When she turned as if to walk away, he fell into step beside her. Moments later he looped his arm through hers.
They spent the remainder of the day together. He walked alongside her, telling of the history behind one building and another. At the corner of Rue du Champ du Mars he pointed to a shop with well-dressed mannequins standing in the window.
“Before the war the most famous book shop in all of Paris was in that very same spot,” he said. “But when the Germans occupied the city they shot the owner, threw the books into the street and burned them.”
She gasped. “How awful! But surely you were too young to—”
“For sure,” he laughed. “But my père and grandpère were not.”

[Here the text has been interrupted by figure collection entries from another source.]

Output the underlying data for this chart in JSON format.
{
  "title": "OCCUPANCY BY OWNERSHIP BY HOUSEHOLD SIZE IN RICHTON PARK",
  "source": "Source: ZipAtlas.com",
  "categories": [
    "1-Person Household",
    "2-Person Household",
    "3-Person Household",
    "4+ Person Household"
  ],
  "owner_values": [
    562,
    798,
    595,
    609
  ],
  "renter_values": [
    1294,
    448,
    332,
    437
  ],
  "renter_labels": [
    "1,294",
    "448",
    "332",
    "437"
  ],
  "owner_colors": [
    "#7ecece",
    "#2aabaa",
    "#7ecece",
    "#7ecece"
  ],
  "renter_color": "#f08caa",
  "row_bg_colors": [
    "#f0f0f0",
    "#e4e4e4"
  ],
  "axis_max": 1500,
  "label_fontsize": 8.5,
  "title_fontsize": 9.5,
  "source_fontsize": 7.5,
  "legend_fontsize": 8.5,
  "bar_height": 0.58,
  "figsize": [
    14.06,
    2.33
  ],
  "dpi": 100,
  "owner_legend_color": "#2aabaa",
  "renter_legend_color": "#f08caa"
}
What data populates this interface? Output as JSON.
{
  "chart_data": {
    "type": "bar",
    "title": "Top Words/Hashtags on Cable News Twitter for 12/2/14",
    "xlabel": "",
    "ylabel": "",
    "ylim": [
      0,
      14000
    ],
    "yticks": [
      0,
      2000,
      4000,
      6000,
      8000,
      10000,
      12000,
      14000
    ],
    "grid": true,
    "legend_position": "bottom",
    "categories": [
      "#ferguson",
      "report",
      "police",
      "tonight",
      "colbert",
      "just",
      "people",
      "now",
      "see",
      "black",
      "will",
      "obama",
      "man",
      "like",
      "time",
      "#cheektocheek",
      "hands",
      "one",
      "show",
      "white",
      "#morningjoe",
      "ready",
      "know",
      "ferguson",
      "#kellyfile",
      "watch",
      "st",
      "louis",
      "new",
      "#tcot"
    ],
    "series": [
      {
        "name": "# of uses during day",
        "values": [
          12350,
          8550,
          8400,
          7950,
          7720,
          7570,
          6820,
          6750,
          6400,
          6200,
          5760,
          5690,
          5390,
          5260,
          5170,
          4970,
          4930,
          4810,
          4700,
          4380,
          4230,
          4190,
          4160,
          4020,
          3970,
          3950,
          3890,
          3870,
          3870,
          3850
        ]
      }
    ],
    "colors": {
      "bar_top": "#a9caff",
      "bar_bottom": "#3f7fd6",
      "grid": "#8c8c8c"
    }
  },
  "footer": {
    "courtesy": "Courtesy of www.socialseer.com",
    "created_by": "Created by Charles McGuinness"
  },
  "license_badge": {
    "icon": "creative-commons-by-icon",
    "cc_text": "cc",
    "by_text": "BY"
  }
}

That was the first of many such stories. He had a way of telling about the past as if he were there, part of all that happened, a witness to history. Although it was something Max never could explain, he took the excitement of Paris and added a layer of frosting over it. Everything became deeper, sweeter, something that she, like Julien, would forever hold on to.
~ ~ ~
When Max climbs into the taxi, she gives the driver the Rue d’Arris address of the Hotel Vendome. It is a narrow building with burgundy-colored awnings. She has passed by the building countless times but never before stayed there. A single night costs 140 euros. When she’d first come to Paris her room had cost only slightly more for the entire month. That was then; this is now. Then she had time but little money. Now she has a bit more money but only a heartbeat worth of time. Ten days; not even a full two weeks.
As the taxi leaves the airport and eases into the bumper-to-bumper traffic, Max wonders if this meager amount of time is enough to find Julien. Paris has somehow grown bigger, busier. More people crowd the airport, and more cars slow the traffic. There is the constant wonk-wonk of police cars and a rushed feeling that leaps from one car to the next.